Summary: The PCB treatment technology presented in this paper uses chemical methods to dechlorinate PCB oil or PCB-contaminated oil by finely dispersed sodium as the active agent under inert atmosphere (nitrogen gas). PCB-sodium reaction (replacement of chlorine atom of PCB molecule with sodium atom) can be done at comparatively lower temperatures. For PCB oil with low concentrations (greater than tens of ppm and less than 10,000 ppm), the reaction is conducted at 50-60°C and then followed by the addition of water to treated oil for the two-phase separation of the residual hydrophobic byproduct (e.g., biphenyl as major byproducts) and sodium chloride/hydroxide. On the other hand, high-temperature (160°C) treatment is performed for the degradation of PCBs with high concentrations greater than 10,000 ppm. In this case, polymerization of dechlorinated biphenyls occurs and the polybiphenyls can be separated from oil together with sodium chloride/hydroxide. Basically, PCB-sodium reaction occurs quickly and detailed time-course reaction mechanism could be hardly clarified. Furthermore, toxicological risk assessment for PCB treatment using this process has not been fully conducted, to the best of our knowledge.In this study, Kanechlor 400, one of the Japanese commercial PCB products was applied to the sodium dispersion process on comparatively slow reaction conditions at low temperature (60°C). Seven treated samples were taken with time and processed to the extraction and clean-ups for two in vitro bioassays: DR-CALUX® AhR reporter-gene bioassay (CALUX) and enzyme-linked immunosorbent assay adopting monoclonal antibody against 2,3', 4,4', 5-pentachlorobiphenyl (PCB #118-ELlSA).
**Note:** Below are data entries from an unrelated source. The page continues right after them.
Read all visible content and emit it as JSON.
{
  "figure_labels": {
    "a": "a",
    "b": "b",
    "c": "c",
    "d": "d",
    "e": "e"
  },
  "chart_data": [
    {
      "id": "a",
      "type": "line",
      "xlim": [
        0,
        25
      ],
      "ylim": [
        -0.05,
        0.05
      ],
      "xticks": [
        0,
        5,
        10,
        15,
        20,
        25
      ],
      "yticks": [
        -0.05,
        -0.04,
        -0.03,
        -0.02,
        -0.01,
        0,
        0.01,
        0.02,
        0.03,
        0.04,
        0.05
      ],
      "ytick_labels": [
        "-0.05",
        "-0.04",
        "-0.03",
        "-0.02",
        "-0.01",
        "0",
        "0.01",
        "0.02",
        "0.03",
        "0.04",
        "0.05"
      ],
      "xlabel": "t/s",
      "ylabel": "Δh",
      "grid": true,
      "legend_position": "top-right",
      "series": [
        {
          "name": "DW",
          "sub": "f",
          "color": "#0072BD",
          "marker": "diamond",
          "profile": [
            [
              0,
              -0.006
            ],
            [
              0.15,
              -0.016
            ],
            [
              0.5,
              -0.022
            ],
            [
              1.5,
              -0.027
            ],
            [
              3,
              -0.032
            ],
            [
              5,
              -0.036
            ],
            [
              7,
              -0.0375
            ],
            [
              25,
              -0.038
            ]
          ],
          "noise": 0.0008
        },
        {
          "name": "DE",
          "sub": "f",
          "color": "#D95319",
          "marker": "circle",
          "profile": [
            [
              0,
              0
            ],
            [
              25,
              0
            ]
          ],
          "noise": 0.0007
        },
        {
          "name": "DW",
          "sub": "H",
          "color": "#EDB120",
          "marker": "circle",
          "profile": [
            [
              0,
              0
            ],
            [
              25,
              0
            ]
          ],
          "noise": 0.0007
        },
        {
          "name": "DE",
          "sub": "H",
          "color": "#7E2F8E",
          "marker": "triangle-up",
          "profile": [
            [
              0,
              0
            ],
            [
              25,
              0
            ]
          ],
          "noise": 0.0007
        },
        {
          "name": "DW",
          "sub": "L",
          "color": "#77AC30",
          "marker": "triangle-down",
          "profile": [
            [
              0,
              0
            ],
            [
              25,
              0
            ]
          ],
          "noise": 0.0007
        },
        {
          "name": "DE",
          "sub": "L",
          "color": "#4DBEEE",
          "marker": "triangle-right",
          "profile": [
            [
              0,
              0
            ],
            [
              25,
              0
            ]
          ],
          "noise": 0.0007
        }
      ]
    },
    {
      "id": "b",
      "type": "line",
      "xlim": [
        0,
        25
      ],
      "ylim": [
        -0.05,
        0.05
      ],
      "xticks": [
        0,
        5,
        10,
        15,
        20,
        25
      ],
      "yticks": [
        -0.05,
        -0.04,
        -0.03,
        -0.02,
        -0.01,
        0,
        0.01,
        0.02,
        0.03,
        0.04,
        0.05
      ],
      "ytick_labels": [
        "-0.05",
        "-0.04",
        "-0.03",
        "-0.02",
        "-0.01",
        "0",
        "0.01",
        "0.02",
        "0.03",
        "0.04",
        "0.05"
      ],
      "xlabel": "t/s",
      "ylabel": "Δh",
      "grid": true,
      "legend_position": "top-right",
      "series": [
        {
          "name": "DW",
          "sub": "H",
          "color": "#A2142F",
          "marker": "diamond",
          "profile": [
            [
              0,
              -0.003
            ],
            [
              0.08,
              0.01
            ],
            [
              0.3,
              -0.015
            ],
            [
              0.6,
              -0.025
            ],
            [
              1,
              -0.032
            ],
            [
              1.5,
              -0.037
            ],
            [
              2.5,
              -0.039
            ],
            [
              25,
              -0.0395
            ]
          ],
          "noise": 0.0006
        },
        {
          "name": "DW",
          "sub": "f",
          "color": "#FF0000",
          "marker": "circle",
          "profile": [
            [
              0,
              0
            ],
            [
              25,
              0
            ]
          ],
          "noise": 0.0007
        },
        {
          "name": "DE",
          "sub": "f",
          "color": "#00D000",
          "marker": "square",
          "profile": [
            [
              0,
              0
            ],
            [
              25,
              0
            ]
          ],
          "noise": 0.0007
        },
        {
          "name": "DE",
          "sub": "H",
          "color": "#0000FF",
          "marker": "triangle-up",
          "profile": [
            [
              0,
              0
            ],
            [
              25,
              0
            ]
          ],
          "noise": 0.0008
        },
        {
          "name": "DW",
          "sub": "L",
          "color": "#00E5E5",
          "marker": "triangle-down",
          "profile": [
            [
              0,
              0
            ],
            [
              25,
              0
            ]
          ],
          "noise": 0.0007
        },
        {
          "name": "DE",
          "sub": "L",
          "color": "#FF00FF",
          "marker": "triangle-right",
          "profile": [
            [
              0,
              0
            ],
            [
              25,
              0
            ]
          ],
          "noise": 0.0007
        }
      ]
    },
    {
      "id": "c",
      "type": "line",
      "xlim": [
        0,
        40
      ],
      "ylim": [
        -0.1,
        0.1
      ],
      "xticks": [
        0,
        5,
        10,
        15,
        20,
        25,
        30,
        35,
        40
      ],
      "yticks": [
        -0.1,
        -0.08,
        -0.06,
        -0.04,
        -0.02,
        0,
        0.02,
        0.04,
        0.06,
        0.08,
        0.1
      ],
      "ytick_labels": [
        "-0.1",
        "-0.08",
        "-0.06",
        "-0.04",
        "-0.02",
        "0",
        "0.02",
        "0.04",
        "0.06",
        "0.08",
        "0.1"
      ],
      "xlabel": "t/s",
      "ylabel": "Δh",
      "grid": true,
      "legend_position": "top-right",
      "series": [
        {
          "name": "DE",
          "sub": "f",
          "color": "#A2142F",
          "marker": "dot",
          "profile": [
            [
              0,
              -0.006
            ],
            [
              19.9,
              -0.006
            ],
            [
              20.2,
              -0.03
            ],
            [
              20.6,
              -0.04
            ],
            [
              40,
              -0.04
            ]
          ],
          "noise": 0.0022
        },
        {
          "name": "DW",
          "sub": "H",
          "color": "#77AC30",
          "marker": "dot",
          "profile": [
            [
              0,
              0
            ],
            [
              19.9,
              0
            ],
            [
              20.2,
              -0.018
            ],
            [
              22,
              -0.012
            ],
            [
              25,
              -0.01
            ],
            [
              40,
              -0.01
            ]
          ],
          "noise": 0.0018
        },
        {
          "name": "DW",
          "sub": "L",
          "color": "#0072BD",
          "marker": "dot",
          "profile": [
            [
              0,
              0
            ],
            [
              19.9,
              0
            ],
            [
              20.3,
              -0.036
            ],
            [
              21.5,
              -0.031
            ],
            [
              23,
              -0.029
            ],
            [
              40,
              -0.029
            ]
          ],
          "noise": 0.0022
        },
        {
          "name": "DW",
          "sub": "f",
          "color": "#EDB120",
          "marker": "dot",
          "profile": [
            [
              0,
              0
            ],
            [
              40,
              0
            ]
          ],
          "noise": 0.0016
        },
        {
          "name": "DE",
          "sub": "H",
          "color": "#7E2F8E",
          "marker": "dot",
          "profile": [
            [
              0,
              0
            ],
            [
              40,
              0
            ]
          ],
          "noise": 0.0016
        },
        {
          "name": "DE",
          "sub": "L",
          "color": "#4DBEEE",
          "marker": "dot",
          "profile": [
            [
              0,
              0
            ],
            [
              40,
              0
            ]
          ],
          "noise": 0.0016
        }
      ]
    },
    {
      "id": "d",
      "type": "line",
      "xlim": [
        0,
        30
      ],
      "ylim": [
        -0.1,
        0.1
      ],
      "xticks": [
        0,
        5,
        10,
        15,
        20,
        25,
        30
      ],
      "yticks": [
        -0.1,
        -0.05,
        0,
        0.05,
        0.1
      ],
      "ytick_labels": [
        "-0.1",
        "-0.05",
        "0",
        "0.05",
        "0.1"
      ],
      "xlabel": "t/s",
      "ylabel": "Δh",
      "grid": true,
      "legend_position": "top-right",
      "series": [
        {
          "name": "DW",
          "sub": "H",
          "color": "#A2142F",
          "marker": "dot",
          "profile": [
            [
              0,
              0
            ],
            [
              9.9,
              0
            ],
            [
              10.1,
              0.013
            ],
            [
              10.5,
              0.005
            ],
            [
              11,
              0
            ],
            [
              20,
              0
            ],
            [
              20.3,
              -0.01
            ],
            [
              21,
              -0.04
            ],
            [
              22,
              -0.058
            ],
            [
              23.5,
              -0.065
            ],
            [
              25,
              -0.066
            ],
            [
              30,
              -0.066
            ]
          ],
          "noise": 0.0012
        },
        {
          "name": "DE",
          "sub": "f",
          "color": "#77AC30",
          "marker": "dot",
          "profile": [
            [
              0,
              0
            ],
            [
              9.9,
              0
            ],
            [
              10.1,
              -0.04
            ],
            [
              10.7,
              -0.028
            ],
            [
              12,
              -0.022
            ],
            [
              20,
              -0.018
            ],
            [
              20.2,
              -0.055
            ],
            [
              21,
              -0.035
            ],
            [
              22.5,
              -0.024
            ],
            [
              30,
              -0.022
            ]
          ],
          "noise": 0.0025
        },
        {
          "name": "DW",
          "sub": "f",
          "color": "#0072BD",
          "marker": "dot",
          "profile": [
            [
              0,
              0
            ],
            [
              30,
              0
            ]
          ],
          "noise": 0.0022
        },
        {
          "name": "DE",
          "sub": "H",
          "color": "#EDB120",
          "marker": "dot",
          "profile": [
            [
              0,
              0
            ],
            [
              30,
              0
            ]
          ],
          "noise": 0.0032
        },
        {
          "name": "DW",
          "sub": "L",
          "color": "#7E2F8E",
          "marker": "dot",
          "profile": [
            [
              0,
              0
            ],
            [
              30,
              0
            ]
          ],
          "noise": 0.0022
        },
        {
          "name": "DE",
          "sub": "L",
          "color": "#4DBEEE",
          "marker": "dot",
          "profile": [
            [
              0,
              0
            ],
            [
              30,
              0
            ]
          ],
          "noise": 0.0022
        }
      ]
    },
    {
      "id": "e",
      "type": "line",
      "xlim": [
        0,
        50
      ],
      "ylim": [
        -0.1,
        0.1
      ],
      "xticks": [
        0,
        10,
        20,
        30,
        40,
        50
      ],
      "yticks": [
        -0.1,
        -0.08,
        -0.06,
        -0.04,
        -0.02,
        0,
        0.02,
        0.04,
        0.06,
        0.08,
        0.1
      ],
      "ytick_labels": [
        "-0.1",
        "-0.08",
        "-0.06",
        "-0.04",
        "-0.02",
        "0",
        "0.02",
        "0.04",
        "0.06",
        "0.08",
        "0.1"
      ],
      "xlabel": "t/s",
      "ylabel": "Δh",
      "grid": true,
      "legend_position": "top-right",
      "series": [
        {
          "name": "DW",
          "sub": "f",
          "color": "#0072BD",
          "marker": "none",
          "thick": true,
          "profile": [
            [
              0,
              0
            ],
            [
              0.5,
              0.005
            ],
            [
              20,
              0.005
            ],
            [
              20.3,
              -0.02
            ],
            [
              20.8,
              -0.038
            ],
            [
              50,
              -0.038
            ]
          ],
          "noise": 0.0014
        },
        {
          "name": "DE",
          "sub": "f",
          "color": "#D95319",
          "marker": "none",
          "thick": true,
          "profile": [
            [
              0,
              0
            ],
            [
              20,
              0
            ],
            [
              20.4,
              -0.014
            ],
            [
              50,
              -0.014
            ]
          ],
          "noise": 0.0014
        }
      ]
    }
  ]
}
Labile (crude) fraction containing hydrophobic byproducts and stable fraction containing persistent compounds such as PCBs resistant to acid treatment were prepared from the sampled oils. The two bioassays were applied according to their own assay characteristics. The CALUX was adopted to evaluate total biological TEQ in complex mixtures. The ELISA was used to simply and rapidly grasp the concentration of residual major PCB congeners (e.g., #118).